As Rendas de Bilros de Vila do Conde voltam a afirmar-se num dos mais importantes certames dedicados ao artesanato nacional. A rendilheira vilacondense Isabel Carneiro participa no Concurso da FIA – Feira Internacional do Artesanato 2026, em Lisboa, com duas peças que evidenciam a versatilidade, a inovação e a extraordinária riqueza técnica desta arte secular.
Na categoria de Artesanato Contemporâneo, apresenta a peça «Estrelas do Mar», executada em fio metalizado dourado. Já na categoria de Artesanato Tradicional, concorre com «O Abraço», uma almofada decorativa em linho alentejano n.º 50 bege, enriquecida com uma delicada aplicação em Rendas de Bilros.
Detentora de um percurso reconhecido na promoção das Rendas de Bilros de Vila do Conde, Isabel Carneiro tem sido presença assídua em eventos nacionais e internacionais de valorização do património artesanal português. A sua atividade estende-se à orientação de workshops, demonstrações ao vivo e ações de sensibilização junto de diferentes públicos, contribuindo de forma ativa para a transmissão deste saber-fazer ancestral às novas gerações.

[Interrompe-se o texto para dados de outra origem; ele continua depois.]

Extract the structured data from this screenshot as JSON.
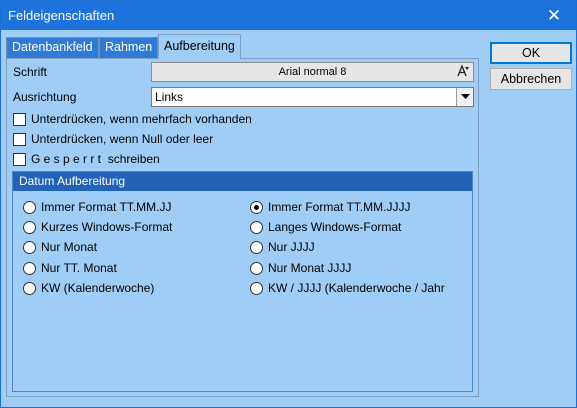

Tem ainda representado as Rendas de Bilros em iniciativas de relevo em Portugal e no estrangeiro, nomeadamente em certames internacionais, feiras de turismo e projetos de divulgação das artes e ofícios tradicionais.
Com origens documentadas em Vila do Conde há mais de quatro séculos, as Rendas de Bilros constituem uma das mais notáveis expressões da tradição têxtil portuguesa. Ligadas à identidade marítima e piscatória da comunidade vilacondense, distinguem-se pela utilização de múltiplos bilros de madeira, que se entrelaçam sobre uma almofada cilíndrica, dando origem a desenhos de grande complexidade e refinamento técnico. Atualmente, assumem-se como um património vivo, cuja preservação e valorização têm sido promovidas pela Associação para Defesa do Artesanato e Património de Vila do Conde (ADAPVC), fundada precisamente com o propósito de salvaguardar e divulgar esta arte secular.
A participação de Isabel Carneiro na FIA 2026 representa, por isso, muito mais do que uma presença num concurso de artesanato. Constitui um momento de afirmação das Rendas de Bilros de Vila do Conde enquanto património de excecional valor cultural, artístico e identitário, projetando nacionalmente um saber-fazer que continua a ser tecido fio a fio pelas mãos das rendilheiras vilacondenses.